Durrant, Sam. Récit postcolonial et travail de deuil: JM Coetzee, Wilson Harris et Toni Morrison / Sam Durrant. Albany: State University of New York Press, 2004.

Maes-Jelinek, Hena. «La bibliographie Wilson Harris». Disponible en ligne sur (Mars 2005).

Webb, Barbara J. Mythe et histoire dans la fiction caribéenne: Alejo Carpentier, Wilson Harris et Edouard Glissant.

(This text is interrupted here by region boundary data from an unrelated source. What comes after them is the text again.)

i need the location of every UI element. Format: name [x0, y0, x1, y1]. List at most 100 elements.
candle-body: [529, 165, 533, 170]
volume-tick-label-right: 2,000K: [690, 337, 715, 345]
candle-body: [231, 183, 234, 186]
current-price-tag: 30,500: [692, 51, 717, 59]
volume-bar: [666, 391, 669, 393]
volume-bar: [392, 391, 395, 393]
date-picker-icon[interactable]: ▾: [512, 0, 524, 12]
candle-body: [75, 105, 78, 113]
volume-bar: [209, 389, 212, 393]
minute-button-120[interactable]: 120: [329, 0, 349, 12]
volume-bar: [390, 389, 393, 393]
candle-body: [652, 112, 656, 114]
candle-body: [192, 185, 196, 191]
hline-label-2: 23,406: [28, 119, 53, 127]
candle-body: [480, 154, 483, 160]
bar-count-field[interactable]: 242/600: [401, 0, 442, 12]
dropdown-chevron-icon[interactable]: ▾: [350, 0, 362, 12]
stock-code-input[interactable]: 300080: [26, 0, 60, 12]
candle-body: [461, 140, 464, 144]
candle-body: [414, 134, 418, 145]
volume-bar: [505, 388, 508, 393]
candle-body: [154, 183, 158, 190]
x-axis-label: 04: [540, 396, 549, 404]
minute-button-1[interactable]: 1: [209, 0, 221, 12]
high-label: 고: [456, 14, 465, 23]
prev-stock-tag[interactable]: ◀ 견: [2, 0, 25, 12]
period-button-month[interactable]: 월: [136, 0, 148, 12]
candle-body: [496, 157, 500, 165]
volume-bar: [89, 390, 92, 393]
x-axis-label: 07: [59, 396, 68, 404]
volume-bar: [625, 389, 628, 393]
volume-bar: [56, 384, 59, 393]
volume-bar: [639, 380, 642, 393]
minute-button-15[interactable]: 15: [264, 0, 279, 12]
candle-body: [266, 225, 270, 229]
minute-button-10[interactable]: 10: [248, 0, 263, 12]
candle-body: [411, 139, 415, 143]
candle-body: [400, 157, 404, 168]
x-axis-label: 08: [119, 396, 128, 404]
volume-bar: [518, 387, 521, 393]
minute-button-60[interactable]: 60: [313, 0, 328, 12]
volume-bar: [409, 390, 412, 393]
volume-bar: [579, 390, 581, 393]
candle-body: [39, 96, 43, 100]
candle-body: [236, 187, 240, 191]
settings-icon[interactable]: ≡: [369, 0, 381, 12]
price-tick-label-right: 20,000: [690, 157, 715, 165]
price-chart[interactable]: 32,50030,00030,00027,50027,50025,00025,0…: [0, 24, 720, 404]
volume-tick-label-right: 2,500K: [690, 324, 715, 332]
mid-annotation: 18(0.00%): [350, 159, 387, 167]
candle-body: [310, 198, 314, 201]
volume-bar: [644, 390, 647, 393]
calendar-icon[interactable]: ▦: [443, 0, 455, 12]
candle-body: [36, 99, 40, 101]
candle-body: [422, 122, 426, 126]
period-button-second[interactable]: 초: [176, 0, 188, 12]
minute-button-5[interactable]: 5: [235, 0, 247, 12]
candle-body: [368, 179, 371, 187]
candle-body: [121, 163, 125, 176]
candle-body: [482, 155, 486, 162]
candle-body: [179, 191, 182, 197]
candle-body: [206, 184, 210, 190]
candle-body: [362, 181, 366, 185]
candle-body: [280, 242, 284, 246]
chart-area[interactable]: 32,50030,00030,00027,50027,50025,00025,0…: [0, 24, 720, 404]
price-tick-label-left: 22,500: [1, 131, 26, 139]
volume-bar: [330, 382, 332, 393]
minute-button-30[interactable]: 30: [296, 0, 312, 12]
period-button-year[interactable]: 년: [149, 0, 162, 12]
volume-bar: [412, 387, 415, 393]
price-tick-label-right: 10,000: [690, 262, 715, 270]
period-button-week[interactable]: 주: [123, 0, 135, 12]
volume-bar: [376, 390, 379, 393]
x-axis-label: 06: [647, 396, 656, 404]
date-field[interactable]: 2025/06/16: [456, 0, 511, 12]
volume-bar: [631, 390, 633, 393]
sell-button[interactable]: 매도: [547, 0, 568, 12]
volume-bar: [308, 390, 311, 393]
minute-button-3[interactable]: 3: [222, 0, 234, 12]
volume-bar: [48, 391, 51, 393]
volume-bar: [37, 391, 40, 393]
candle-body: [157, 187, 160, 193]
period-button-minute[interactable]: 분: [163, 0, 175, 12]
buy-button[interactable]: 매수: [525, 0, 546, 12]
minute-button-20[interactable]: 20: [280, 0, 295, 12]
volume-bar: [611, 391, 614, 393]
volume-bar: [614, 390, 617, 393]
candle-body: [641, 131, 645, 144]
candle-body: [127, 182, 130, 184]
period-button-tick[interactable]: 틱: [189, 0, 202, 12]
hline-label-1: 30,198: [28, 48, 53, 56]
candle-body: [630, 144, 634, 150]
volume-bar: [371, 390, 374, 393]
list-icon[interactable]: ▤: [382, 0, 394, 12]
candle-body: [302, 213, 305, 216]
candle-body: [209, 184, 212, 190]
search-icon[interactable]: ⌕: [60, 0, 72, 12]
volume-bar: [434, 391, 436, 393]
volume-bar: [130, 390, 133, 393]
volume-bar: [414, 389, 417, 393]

Amherst: University of Massachusetts Press, 1992.

Fiction et poésie par Harris

fétiche (1951); Éternité à assaisonner (1954, rév. 1978); Palais du paon (1960); Le long voyage d'Oudin (1961); L'armure entière (1962); L'échelle secrète (1963); Heartland (1964); L'œil de l'épouvantail (1965); La salle d'attente (1967); Tumatumari (1967); Ascension d'Omai (1970); Les dormeurs de Roraima: une trilogie caraïbe (1970); L'ère des faiseurs de pluie (1971); Marsden noir (1972); Compagnons du jour et de la nuit (1975); La nature sauvage cultivée de Da Silva da Silva: et la genèse des clowns (1977); L'arbre du soleil (1978); L'ange à la porte (1982); Carnaval (1985); Le Quatuor de Guyane (1985); La répétition infinie (1987); Les quatre rives du fleuve de l'espace (1990); Résurrection à Sorrow Hill (1993); La trilogie du carnaval (1993); Jonestown (1996); Le bouffon noir (2001); Le masque du mendiant complète au niveau des unités (2003).

Essais de Harris

Tradition, écrivain et société (1967); Explorations: une sélection de discours et d'articles, 1966-1981, édité par Hena Maes-Jelinek (1981); Le ventre de l'espace: l'imagination interculturelle (1984); L'imagination radicale: conférences et conférences, édité par Alan Riach et Mark Williams (1992); Essais choisis de Wilson Harris, édité par Andrew Bundy (1999).